Type 2 diabetes may increase risk of Alzheimer’s disease, study finds

Individuals with type 2 diabetes may be significantly more likely to develop Alzheimer’s disease as they grow older, according to a new study from a team of Japanese researchers.

The findings could have implications for the importance of blood sugar control among diabetics. Results from the study indicated that those who had the poorest regulation of glucose were the most likely to develop the condition. Prior research has already connected unchecked blood sugar to other complications like heart disease, kidney failure and nerve damage.

For the study, researchers from Kyusha University in Fukuok, Japan tested the blood sugar levels of 1,017 individuals over the age of 60. After an average of 11 years, the team then tested participants’ cognitive abilities.

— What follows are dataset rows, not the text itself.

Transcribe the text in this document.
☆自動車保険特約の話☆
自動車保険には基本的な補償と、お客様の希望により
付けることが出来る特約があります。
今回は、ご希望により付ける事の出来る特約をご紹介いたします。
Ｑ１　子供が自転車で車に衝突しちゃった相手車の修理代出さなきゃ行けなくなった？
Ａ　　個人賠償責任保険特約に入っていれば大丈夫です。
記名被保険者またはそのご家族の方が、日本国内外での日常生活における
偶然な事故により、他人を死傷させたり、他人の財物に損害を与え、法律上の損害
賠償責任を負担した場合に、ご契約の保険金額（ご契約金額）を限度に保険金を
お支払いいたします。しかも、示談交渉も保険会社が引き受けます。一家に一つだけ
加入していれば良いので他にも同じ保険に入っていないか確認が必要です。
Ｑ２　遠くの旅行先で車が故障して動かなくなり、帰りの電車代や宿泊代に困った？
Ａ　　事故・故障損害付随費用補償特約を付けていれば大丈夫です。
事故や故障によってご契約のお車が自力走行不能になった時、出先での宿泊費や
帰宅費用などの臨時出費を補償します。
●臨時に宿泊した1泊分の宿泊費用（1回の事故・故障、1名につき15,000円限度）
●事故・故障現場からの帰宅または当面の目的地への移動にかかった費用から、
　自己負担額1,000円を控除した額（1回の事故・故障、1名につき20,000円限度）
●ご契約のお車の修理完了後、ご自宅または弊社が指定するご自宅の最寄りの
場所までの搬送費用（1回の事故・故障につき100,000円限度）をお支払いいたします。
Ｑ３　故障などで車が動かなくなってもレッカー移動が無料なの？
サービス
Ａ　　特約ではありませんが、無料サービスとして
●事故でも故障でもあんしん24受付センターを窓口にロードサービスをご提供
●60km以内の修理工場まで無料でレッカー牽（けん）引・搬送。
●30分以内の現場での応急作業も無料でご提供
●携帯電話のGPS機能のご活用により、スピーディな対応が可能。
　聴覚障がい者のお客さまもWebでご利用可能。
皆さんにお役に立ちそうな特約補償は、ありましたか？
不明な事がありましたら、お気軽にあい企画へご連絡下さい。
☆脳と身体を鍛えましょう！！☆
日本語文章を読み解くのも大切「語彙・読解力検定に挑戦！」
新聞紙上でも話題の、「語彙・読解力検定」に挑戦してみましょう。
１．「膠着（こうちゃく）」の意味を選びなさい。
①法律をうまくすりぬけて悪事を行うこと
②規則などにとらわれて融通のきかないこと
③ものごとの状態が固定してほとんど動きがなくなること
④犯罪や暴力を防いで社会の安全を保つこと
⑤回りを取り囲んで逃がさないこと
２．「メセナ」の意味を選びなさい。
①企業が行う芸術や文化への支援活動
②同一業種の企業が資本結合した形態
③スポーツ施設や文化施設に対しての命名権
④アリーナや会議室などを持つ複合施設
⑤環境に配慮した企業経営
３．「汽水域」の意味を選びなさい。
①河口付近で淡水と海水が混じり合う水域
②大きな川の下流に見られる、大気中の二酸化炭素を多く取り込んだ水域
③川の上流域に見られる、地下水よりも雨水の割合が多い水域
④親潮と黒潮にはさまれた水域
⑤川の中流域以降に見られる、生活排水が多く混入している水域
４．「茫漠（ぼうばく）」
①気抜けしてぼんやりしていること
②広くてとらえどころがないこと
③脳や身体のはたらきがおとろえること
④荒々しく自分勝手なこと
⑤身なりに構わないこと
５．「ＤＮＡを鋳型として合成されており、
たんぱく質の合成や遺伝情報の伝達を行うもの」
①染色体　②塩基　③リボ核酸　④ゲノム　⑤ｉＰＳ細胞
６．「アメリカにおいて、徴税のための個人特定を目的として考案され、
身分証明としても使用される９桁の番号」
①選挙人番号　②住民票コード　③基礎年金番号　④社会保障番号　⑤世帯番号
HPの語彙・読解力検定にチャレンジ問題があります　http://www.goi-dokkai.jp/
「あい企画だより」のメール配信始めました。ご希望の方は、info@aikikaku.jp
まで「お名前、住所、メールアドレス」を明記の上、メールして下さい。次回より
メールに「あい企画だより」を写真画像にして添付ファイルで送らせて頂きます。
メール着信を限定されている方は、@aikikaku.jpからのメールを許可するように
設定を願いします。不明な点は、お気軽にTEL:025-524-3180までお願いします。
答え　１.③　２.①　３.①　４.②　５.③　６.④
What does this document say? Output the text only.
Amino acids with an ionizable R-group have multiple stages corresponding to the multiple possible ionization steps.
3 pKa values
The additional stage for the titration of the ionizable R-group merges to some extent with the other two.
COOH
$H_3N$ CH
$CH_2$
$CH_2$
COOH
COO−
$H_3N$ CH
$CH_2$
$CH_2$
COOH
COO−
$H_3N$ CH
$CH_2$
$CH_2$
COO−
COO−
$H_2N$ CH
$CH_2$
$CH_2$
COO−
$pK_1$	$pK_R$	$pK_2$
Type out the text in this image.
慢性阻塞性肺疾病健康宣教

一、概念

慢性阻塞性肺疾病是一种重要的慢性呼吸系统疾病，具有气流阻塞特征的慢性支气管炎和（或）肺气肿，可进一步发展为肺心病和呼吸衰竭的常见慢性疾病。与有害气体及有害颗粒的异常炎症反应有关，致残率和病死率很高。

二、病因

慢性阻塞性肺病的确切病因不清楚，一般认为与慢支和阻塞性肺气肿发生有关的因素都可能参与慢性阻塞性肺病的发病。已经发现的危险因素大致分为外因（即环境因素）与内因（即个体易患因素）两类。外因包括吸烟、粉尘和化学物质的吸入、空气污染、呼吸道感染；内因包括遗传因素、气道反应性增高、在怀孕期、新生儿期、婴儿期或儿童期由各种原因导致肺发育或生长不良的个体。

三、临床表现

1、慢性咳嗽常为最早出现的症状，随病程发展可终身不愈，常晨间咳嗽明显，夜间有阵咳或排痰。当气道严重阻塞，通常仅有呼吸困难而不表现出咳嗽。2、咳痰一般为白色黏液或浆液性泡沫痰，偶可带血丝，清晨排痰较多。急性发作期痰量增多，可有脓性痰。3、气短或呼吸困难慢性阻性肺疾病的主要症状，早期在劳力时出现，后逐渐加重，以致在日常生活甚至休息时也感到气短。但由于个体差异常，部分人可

The team reported in the journal Neurology that 27 percent of individuals who initially tested positive for diabetes went on to develop Alzheimer’s disease before the end of the study. For comparison, only about 20 percent of those who did not have diabetes experienced cognitive problems.

These results held true even after the researchers accounted for other individual factors like smoking, high blood pressure and unhealthy cholesterol levels.

Given the rising numbers of individuals who suffer from type 2 diabetes, the researchers said doctors will need to pay more attention to patients’ cognitive health in order to avoid millions of new cases of Alzheimer’s disease.

"Our findings emphasize the need to consider diabetes as a potential risk factor for dementia," said Yutaka Kiyohara, MD, PhD, the study’s leader. "Diabetes is a common disorder, and the number of people with it has been growing in recent years all over the world. Controlling diabetes is now more important than ever."